L'estratto di acetato di etile è stato miscelato con gel di silice (100–200 mesh) in un rapporto di 1: 2 (estratto: gel di silice, v/ v). 1esolvente è stato evaporato e il gel è stato riservato. 1e colonna per vetrocromatografia (8{{30}} mm × 1200 mm) è stata confezionata con gel di silice da 200-300 mesh e D101 resina macroporosa, quindi la colonna è stata eluita con acetato di etile, etere di petrolio (10 percento, 25 percento, 50 percento, 75 percento e 100 percento) e metanolo, acetato di etile (5 percento, 10 percento, 25 percento, 50 percento , 75 percento e 100 percento), per raccogliere ogni flusso. Infine, ciascuna frazione è stata raccolta e configurata alle seguenti concentrazioni: 0,003125 mg/mL, 0,00625 mg/mL, 0,0125 mg/mL, 0,025 mg/mL, 0,05 mg/mL, 0,1 mg/mL, 0,25 mg/mL, 0,5 mg/ mL, 1,0 mg/mL e 2,0 mg/mL, quindi utilizzati per elaborare le cellule in coltura. Al termine del trattamento, in ciascun pozzetto sono stati aggiunti 20 μL di soluzione MTT (5 mg/mL). Le cellule 1e sono state incubate per 20 minuti a 37 gradi. 1esupernatante è stato scartato e in ciascun pozzetto sono stati aggiunti 100 μL di DMSO. L'assorbanza 1e è stata misurata a 490 nm. 1eesperimento è stato ripetuto 3 volte. Il tasso di sopravvivenza 1e è stato calcolato come segue:
percentuale del tasso di sopravvivenza=(gruppo sperimentale gruppo vuoto)/(gruppo di controllo - gruppo vuoto) × 100 percento .

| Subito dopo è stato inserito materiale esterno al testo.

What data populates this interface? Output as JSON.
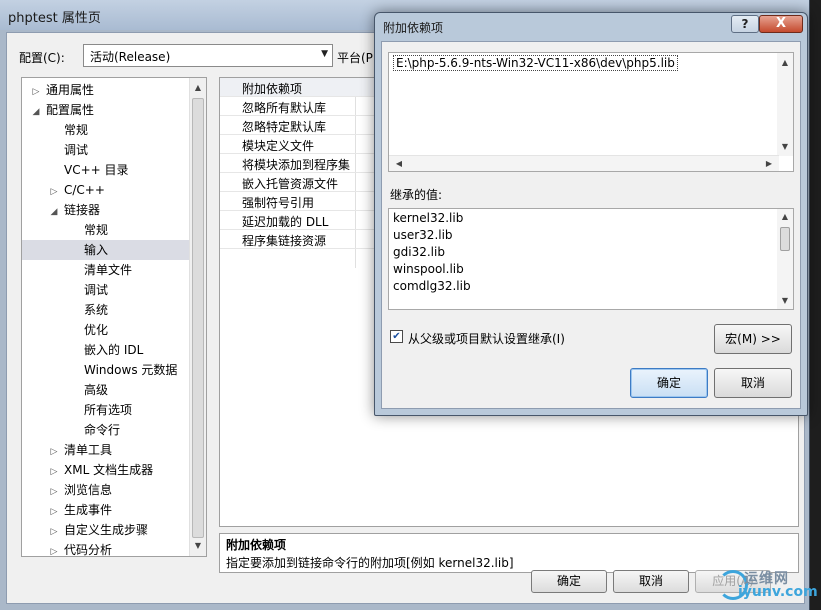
{
  "main_window": {
    "title": "phptest 属性页",
    "config_label": "配置(C):",
    "config_value": "活动(Release)",
    "platform_label": "平台(P",
    "buttons": {
      "ok": "确定",
      "cancel": "取消",
      "apply": "应用(A)"
    }
  },
  "tree": {
    "items": [
      {
        "label": "通用属性",
        "arrow": "▷"
      },
      {
        "label": "配置属性",
        "arrow": "◢"
      },
      {
        "label": "常规",
        "arrow": ""
      },
      {
        "label": "调试",
        "arrow": ""
      },
      {
        "label": "VC++ 目录",
        "arrow": ""
      },
      {
        "label": "C/C++",
        "arrow": "▷"
      },
      {
        "label": "链接器",
        "arrow": "◢"
      },
      {
        "label": "常规",
        "arrow": ""
      },
      {
        "label": "输入",
        "arrow": ""
      },
      {
        "label": "清单文件",
        "arrow": ""
      },
      {
        "label": "调试",
        "arrow": ""
      },
      {
        "label": "系统",
        "arrow": ""
      },
      {
        "label": "优化",
        "arrow": ""
      },
      {
        "label": "嵌入的 IDL",
        "arrow": ""
      },
      {
        "label": "Windows 元数据",
        "arrow": ""
      },
      {
        "label": "高级",
        "arrow": ""
      },
      {
        "label": "所有选项",
        "arrow": ""
      },
      {
        "label": "命令行",
        "arrow": ""
      },
      {
        "label": "清单工具",
        "arrow": "▷"
      },
      {
        "label": "XML 文档生成器",
        "arrow": "▷"
      },
      {
        "label": "浏览信息",
        "arrow": "▷"
      },
      {
        "label": "生成事件",
        "arrow": "▷"
      },
      {
        "label": "自定义生成步骤",
        "arrow": "▷"
      },
      {
        "label": "代码分析",
        "arrow": "▷"
      }
    ]
  },
  "grid": {
    "rows": [
      "附加依赖项",
      "忽略所有默认库",
      "忽略特定默认库",
      "模块定义文件",
      "将模块添加到程序集",
      "嵌入托管资源文件",
      "强制符号引用",
      "延迟加载的 DLL",
      "程序集链接资源"
    ]
  },
  "description": {
    "title": "附加依赖项",
    "text": "指定要添加到链接命令行的附加项[例如 kernel32.lib]"
  },
  "dialog": {
    "title": "附加依赖项",
    "help": "?",
    "close": "X",
    "edit_value": "E:\\php-5.6.9-nts-Win32-VC11-x86\\dev\\php5.lib",
    "inherited_label": "继承的值:",
    "inherited_values": [
      "kernel32.lib",
      "user32.lib",
      "gdi32.lib",
      "winspool.lib",
      "comdlg32.lib"
    ],
    "inherit_checkbox_label": "从父级或项目默认设置继承(I)",
    "inherit_checked": true,
    "macro_button": "宏(M) >>",
    "ok_button": "确定",
    "cancel_button": "取消"
  },
  "watermark": {
    "line1": "运维网",
    "line2": "iyunv.com"
  }
}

La concentrazione ottimale (C1) di ciascuna frazione è stata calcolata in base alla relazione funzionale tra il tasso di sopravvivenza e la concentrazione di ciascuna frazione. C1 è stato diluito 2, 4, 6 e 8 volte per ottenere rispettivamente le concentrazioni C2, C3, C4 e C5. 1e diversi estratti della polpa sono mostrati nella tabella 1.
Tabella 1: Estratti polari di polpa di Trichosanthes e concentrazione ottimale.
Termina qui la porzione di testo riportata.